Fitch Ratings has cast its vote for now and Extinction Rebellion and its fellows are set to continue to wage their political campaigns. In the meantime it is debatable how much spiritual solace will be found by the monks of Mount Kanthan during blasting hours at the neighbouring quarry.
US: The California Senate has voted in favour of a proposed bill which will require the State Air Resources Board to develop a plan for the state’s cement producers to achieve net zero emissions of greenhouse gases by the end of 2045. A 40% reduction compared to 2019 levels would also be mandated by the end of 2035. The Natural Resources Defense Council (NDRC), an environmental advocacy group that is sponsoring the bill, has called for measures such as requiring public construction projects to use reduced-CO2 cement and establishing purely performance-based specifications for legally defining cement to be adopted by the eventual strategy if the bill passes into state law. The proposed bill will next move to the California State Assembly as part of the local legislative process.

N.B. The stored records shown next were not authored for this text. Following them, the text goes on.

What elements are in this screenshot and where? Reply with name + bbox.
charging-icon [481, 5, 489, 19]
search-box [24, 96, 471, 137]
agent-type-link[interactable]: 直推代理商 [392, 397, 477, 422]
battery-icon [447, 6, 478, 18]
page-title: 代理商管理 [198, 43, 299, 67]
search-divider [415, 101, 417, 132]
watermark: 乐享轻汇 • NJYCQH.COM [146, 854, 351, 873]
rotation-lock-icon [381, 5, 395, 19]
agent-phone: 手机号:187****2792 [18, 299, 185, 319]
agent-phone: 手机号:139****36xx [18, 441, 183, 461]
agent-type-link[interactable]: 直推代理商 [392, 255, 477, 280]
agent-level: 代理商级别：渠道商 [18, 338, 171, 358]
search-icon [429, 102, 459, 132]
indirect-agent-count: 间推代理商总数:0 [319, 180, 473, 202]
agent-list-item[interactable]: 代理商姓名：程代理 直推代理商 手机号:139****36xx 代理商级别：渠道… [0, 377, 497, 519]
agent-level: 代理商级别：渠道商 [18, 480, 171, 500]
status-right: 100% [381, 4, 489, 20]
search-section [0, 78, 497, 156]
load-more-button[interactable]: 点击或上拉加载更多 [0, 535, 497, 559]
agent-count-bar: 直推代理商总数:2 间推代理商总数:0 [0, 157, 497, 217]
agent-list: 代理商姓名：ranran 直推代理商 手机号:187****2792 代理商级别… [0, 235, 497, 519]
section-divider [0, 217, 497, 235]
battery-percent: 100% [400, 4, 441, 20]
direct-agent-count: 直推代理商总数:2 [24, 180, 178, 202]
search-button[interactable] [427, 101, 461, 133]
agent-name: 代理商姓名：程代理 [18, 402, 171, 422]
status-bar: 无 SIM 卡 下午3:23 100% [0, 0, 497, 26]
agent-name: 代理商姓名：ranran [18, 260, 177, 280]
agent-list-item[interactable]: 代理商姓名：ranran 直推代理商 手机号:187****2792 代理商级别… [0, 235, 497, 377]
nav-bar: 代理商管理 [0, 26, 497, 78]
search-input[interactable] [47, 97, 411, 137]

UK: Germany-based HeidelbergCement’s subsidiary Hanson Cement will be the subject of a study in the use of biomass and hydrogen fuels coordinated by the Mineral Products Association (MPA). The Department for Business, Energy and Industrial Strategy is funding the Euro3.81m study, the results of which it says will be shared across the cement industry. HeidelbergCement CEO Dominik von Achten said, "In addition to our activities in the field of carbon capture, use and storage (CCUS), this project is an important step towards realising our vision of carbon-neutral concrete by 2050.”